I am planning a trip to the United States in late April. Should I buy dollars now or wait for the exchange rate to drop a little more?
No one knows whether the dollar will depreciate more or bounce back - in the short term or the long term. The fact that the Bank of Israel intervened in foreign currency trade last week could indicate that in the short term, at least, the bank will try to prevent the dollar from declining sharply against the shekel. Israel's central bank is not alone. Other central banks worldwide have begun buying dollars.
If you wait for a lower exchange rate, be aware that it could change direction at any time. If the risk that the dollar will suddenly strengthen is not for you, pay for your trip now and save yourself the worry.
Part of my mortgage payment is dollar-linked. Should I switch that loan and link the entire mortgage to the cost-of-living index?
That is a very difficult question, as no one knows what the dollar will do in the future. Anyone who took a dollar-linked mortgage in the past two years received a big gift - the loan shrank considerably due to the sharp drop in the exchange rate.
In retrospect, that deal paid off, but not in the originally intended term. Anyone whose salary is in shekels is usually better linking his future obligations to the shekel. Linking a mortgage to the dollar exposes you to a scenario in which the dollar's value rises while your income (your salary) does not increase or declines in real terms (increases by less than the inflation rate). Currently, that seems to be a distant risk, but the shekel has declined in value in the past, and may do so again in the future.
Of course, if part of your income is dollar-linked, then linking part of your mortgage to the dollar is a logical step.
The TA-25 index has dropped 22% since the beginning of the year. Is now a good time to buy shares?
Just like the questions concerning dollars, it is difficult to say whether now is a good time or not. From a historical perspective, a comparison of the profit/earnings ratios, equity multiples and sales multiples, reveals that share prices on Israel's bourse are not so high, but does not mean they will not decline more.

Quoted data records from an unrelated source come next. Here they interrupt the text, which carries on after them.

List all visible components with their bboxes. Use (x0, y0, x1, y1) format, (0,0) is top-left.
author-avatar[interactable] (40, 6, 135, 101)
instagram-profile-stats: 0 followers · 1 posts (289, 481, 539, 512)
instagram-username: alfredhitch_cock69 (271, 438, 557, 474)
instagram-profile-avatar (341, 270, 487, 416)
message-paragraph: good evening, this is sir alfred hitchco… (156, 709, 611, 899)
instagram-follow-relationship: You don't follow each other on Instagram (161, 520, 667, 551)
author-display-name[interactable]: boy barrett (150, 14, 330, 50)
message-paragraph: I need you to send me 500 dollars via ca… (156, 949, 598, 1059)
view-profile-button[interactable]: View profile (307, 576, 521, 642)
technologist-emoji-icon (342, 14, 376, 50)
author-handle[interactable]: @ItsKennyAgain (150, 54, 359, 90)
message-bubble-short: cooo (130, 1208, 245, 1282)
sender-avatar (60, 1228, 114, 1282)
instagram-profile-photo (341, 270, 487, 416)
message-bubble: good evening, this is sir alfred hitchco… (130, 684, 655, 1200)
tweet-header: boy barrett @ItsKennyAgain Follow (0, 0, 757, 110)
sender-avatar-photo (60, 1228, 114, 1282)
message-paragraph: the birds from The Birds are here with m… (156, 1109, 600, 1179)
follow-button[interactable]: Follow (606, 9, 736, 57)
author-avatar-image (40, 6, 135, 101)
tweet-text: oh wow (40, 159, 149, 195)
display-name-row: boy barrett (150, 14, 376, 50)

When the economy and the stock exchange start sliding, the mood changes and a crisis could last for years. In that case, the multiples we see today are not relevant because the companies' profits could nosedive.
The Tel Aviv Stock Exchange depends on economic developments in Israel and around the world, and at present all the news from abroad is bleak. It will probably be a while until we hear encouraging news. The American stock exchange began slipping even before the release of the official figures indicating a serious economic slump. The Israeli bourse also lost ground even though the local economic data is still favorable.
The question is if Israel's economy can hold its own even when the rest of the world slows down. On the other hand, it is important to remember that things will also start to get better before the numbers arrive. It is impossible to tell if we have already reached rock bottom.
Would Israeli real estate be a better investment? Should I buy an apartment, for example?
An investment in real estate is based on many considerations that are unrelated to the stock market. The worthwhileness of a property depends on its price, location, and the yield that can be generated from renting it. Anyone willing to make an effort can find good deals, and the low interest can make financing such a purchase easier.
Still, if the economy slows down and demand for apartments drops, real estate prices could decline, too. Furthermore, the Israeli real estate market has been influenced in recent years by the wave of apartment purchases by foreign residents. The strong shekel (and the weak dollar) have made it less worthwhile to buy an apartment in Israel, and this could also lower demand.